Keep it in the fridge until delivery. Easy peasy. If your cake is well constructed, and the perishables are sealed inside nice and snug beneath layers of frosting (like 99.999 percent of cakes that I have ever seen....it'll be fine.

You may ignore my rantings and return to normal programming. icon_biggrin.gif

__Jamie__ Posted 27 Jul 2009 , 3:24am
post #18 of 23

Oh. Cream cheese and strawberries. Hmmmm, I think I withdraw my previous comments. Either way, no I wouldn't want anyone moving my cake either. Nuh uh. I would figure out a way to deliver this as last minute as possible without walking in on the reception. icon_biggrin.gif

leah_s Posted 27 Jul 2009 , 2:22pm
post #19 of 23

Hold on. You're delivering the cake 2 DAYS before the wedding?

And everyone is right. if you are not familiar with a restaurant walk-inl you should go smell one. They pretty much all smell the same. It's a unique mingling of vegetables and foods, but not a nice place for cakes.

Bottom line here is that YOU are the expert and you have to do what is best for your product. YOU call the shots.

i would not agree to cream cheese in any event because I find it a nightmare to decorate with, and there is a fine alternative to Bavarian Creme that is shelf stable. Frankly, I would not serve Bavarian Creme (the real stuff) to the public when i was not in control of the product from the time I made it until the time I set it up. That is without a doubt a potentially hazardous food

ZlatkaT Posted 27 Jul 2009 , 2:32pm
post #20 of 23

[quote="leahs"]Hold on.
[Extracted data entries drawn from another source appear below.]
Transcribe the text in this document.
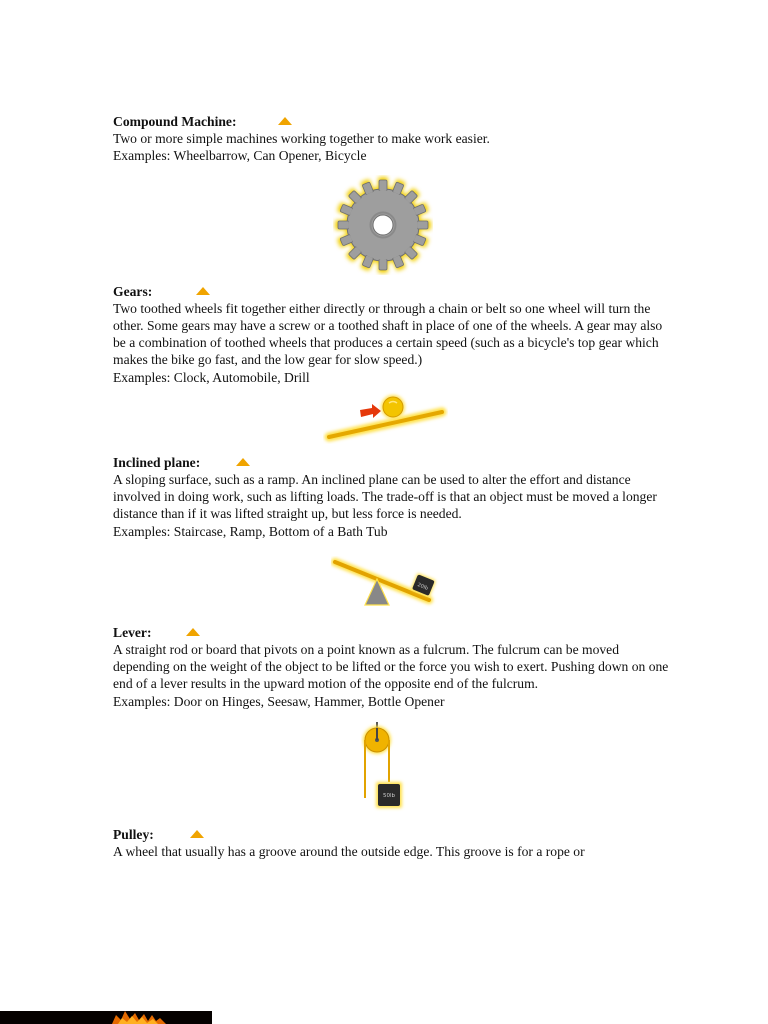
Compound Machine:

Two or more simple machines working together to make work easier.

Examples: Wheelbarrow, Can Opener, Bicycle

Gears:

Two toothed wheels fit together either directly or through a chain or belt so one wheel will turn the other. Some gears may have a screw or a toothed shaft in place of one of the wheels. A gear may also be a combination of toothed wheels that produces a certain speed (such as a bicycle's top gear which makes the bike go fast, and the low gear for slow speed.)

Examples: Clock, Automobile, Drill

Inclined plane:

A sloping surface, such as a ramp. An inclined plane can be used to alter the effort and distance involved in doing work, such as lifting loads. The trade-off is that an object must be moved a longer distance than if it was lifted straight up, but less force is needed.

Examples: Staircase, Ramp, Bottom of a Bath Tub

20lb
Lever:

A straight rod or board that pivots on a point known as a fulcrum. The fulcrum can be moved depending on the weight of the object to be lifted or the force you wish to exert. Pushing down on one end of a lever results in the upward motion of the opposite end of the fulcrum.

Examples: Door on Hinges, Seesaw, Hammer, Bottle Opener

50lb
Pulley:

A wheel that usually has a groove around the outside edge. This groove is for a rope or
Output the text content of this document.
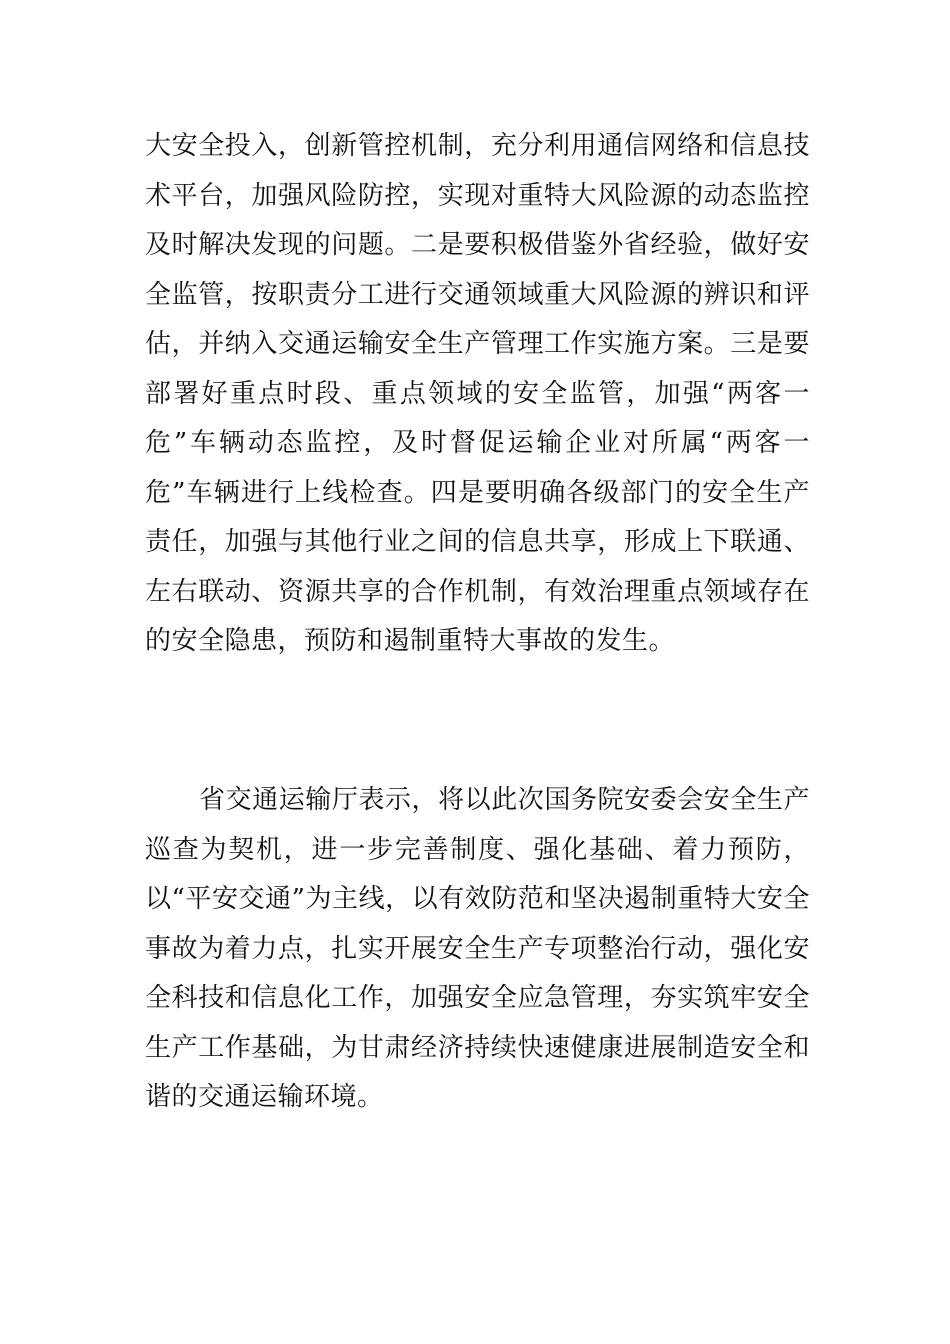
大安全投入，创新管控机制，充分利用通信网络和信息技术平台，加强风险防控，实现对重特大风险源的动态监控及时解决发现的问题。二是要积极借鉴外省经验，做好安全监管，按职责分工进行交通领域重大风险源的辨识和评估，并纳入交通运输安全生产管理工作实施方案。三是要部署好重点时段、重点领域的安全监管，加强“两客一危”车辆动态监控，及时督促运输企业对所属“两客一危”车辆进行上线检查。四是要明确各级部门的安全生产责任，加强与其他行业之间的信息共享，形成上下联通、左右联动、资源共享的合作机制，有效治理重点领域存在的安全隐患，预防和遏制重特大事故的发生。

省交通运输厅表示，将以此次国务院安委会安全生产巡查为契机，进一步完善制度、强化基础、着力预防，以“平安交通”为主线，以有效防范和坚决遏制重特大安全事故为着力点，扎实开展安全生产专项整治行动，强化安全科技和信息化工作，加强安全应急管理，夯实筑牢安全生产工作基础，为甘肃经济持续快速健康进展制造安全和谐的交通运输环境。
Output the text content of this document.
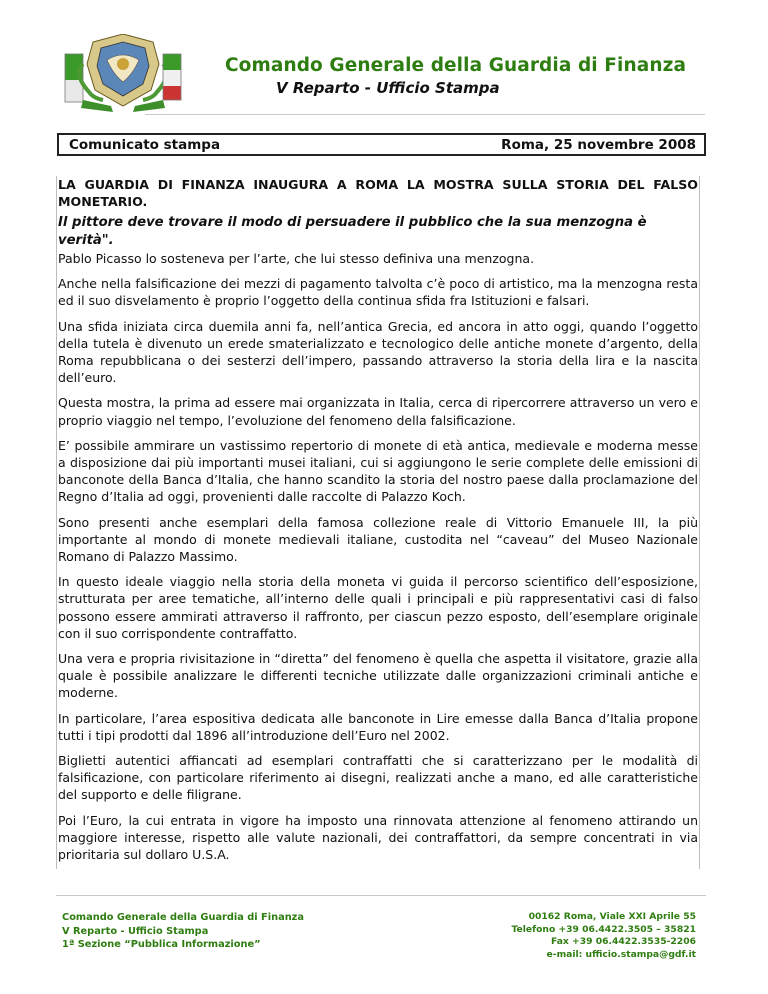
Comando Generale della Guardia di Finanza
V Reparto - Ufficio Stampa
Comunicato stampa	Roma, 25 novembre 2008

LA GUARDIA DI FINANZA INAUGURA A ROMA LA MOSTRA SULLA STORIA DEL FALSO MONETARIO.

Il pittore deve trovare il modo di persuadere il pubblico che la sua menzogna è verità".

Pablo Picasso lo sosteneva per l’arte, che lui stesso definiva una menzogna.

Anche nella falsificazione dei mezzi di pagamento talvolta c’è poco di artistico, ma la menzogna resta ed il suo disvelamento è proprio l’oggetto della continua sfida fra Istituzioni e falsari.

Una sfida iniziata circa duemila anni fa, nell’antica Grecia, ed ancora in atto oggi, quando l’oggetto della tutela è divenuto un erede smaterializzato e tecnologico delle antiche monete d’argento, della Roma repubblicana o dei sesterzi dell’impero, passando attraverso la storia della lira e la nascita dell’euro.

Questa mostra, la prima ad essere mai organizzata in Italia, cerca di ripercorrere attraverso un vero e proprio viaggio nel tempo, l’evoluzione del fenomeno della falsificazione.

E’ possibile ammirare un vastissimo repertorio di monete di età antica, medievale e moderna messe a disposizione dai più importanti musei italiani, cui si aggiungono le serie complete delle emissioni di banconote della Banca d’Italia, che hanno scandito la storia del nostro paese dalla proclamazione del Regno d’Italia ad oggi, provenienti dalle raccolte di Palazzo Koch.

Sono presenti anche esemplari della famosa collezione reale di Vittorio Emanuele III, la più importante al mondo di monete medievali italiane, custodita nel “caveau” del Museo Nazionale Romano di Palazzo Massimo.

In questo ideale viaggio nella storia della moneta vi guida il percorso scientifico dell’esposizione, strutturata per aree tematiche, all’interno delle quali i principali e più rappresentativi casi di falso possono essere ammirati attraverso il raffronto, per ciascun pezzo esposto, dell’esemplare originale con il suo corrispondente contraffatto.

Una vera e propria rivisitazione in “diretta” del fenomeno è quella che aspetta il visitatore, grazie alla quale è possibile analizzare le differenti tecniche utilizzate dalle organizzazioni criminali antiche e moderne.

In particolare, l’area espositiva dedicata alle banconote in Lire emesse dalla Banca d’Italia propone tutti i tipi prodotti dal 1896 all’introduzione dell’Euro nel 2002.

Biglietti autentici affiancati ad esemplari contraffatti che si caratterizzano per le modalità di falsificazione, con particolare riferimento ai disegni, realizzati anche a mano, ed alle caratteristiche del supporto e delle filigrane.

Poi l’Euro, la cui entrata in vigore ha imposto una rinnovata attenzione al fenomeno attirando un maggiore interesse, rispetto alle valute nazionali, dei contraffattori, da sempre concentrati in via prioritaria sul dollaro U.S.A.

Comando Generale della Guardia di Finanza
V Reparto - Ufficio Stampa
1ª Sezione “Pubblica Informazione”
00162 Roma, Viale XXI Aprile 55
Telefono +39 06.4422.3505 – 35821
Fax +39 06.4422.3535-2206
e-mail: ufficio.stampa@gdf.it
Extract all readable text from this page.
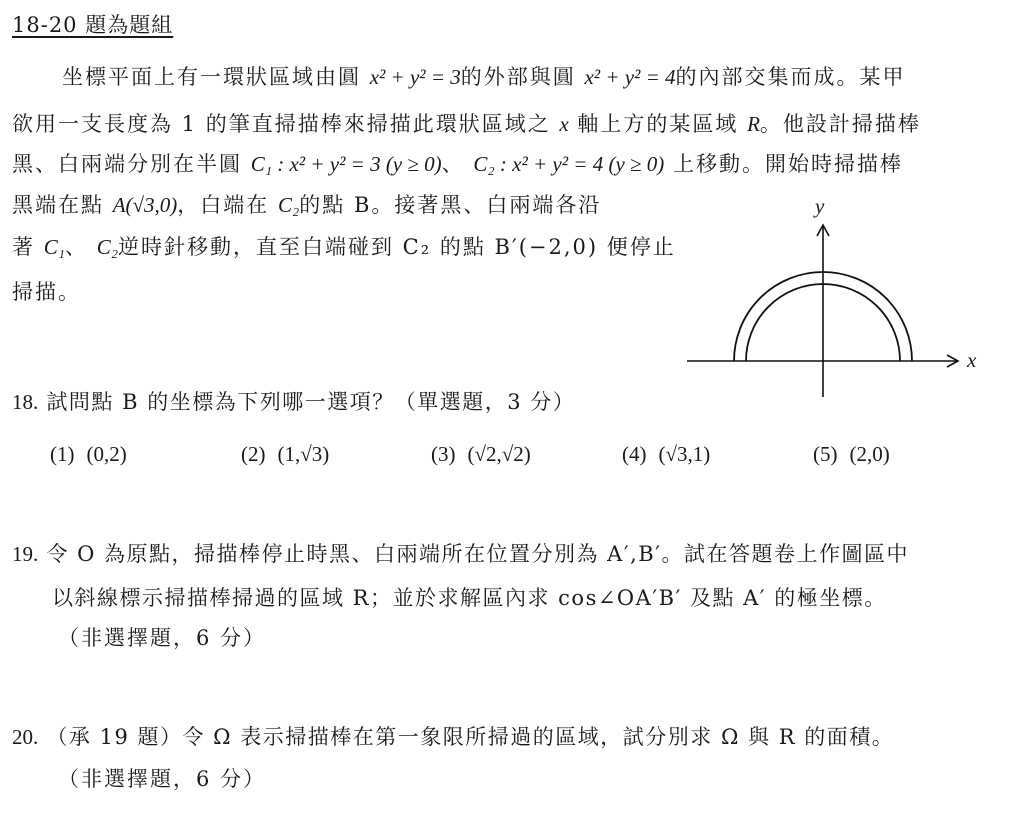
18-20 題為題組
坐標平面上有一環狀區域由圓 x² + y² = 3的外部與圓 x² + y² = 4的內部交集而成。某甲
欲用一支長度為 1 的筆直掃描棒來掃描此環狀區域之 x 軸上方的某區域 R。他設計掃描棒
黑、白兩端分別在半圓 C₁ : x² + y² = 3 (y ≥ 0)、 C₂ : x² + y² = 4 (y ≥ 0) 上移動。開始時掃描棒
黑端在點 A(√3,0)，白端在 C₂的點 B。接著黑、白兩端各沿
著 C₁、 C₂逆時針移動，直至白端碰到 C₂ 的點 B′(−2,0) 便停止
掃描。
y
x
18. 試問點 B 的坐標為下列哪一選項？（單選題，3 分）
(1) (0,2)	(2) (1,√3)	(3) (√2,√2)	(4) (√3,1)	(5) (2,0)
19. 令 O 為原點，掃描棒停止時黑、白兩端所在位置分別為 A′,B′。試在答題卷上作圖區中
以斜線標示掃描棒掃過的區域 R；並於求解區內求 cos∠OA′B′ 及點 A′ 的極坐標。
（非選擇題，6 分）
20. （承 19 題）令 Ω 表示掃描棒在第一象限所掃過的區域，試分別求 Ω 與 R 的面積。
（非選擇題，6 分）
You're delivering the cake 2 DAYS before the wedding?

And everyone is right. if you are not familiar with a restaurant walk-inl you should go smell one. They pretty much all smell the same. It's a unique mingling of vegetables and foods, but not a nice place for cakes.

NONO!!! I meant the cake would be 2 days old from baking. I am delivering the cake 2 hour before reception. Sorry my english was not clear icon_smile.gif

DeeDelightful Posted 27 Jul 2009 , 9:02pm
post #21 of 23

Can you deliver it later, closer to time for the reception?

ZlatkaT Posted 27 Jul 2009 , 10:06pm
post #22 of 23

Well, I probably will delivery 1 hour prior. I was just thinking, in case of accident/disaster, I will have 2 hours to get some other cake from store. This is my first tiered cake, delivered stacked. I should have all the knowledge of stacking etc, but never did it. Actually I made one practice cake, just two tiers, and drove around the town, and it was fine. But the thing with the fridge offered to me is still in my head. It would be good for the cake (as of the fillings), BUT the give the responsibility to the staff to move the cake is just not right with my feeling.
Thank you for ALL your opinion - it matters to me alot.

leah_s Posted 27 Jul 2009 , 10:31pm
post #23 of 23

If you're delivering stacked, please use SPS. It will be fine.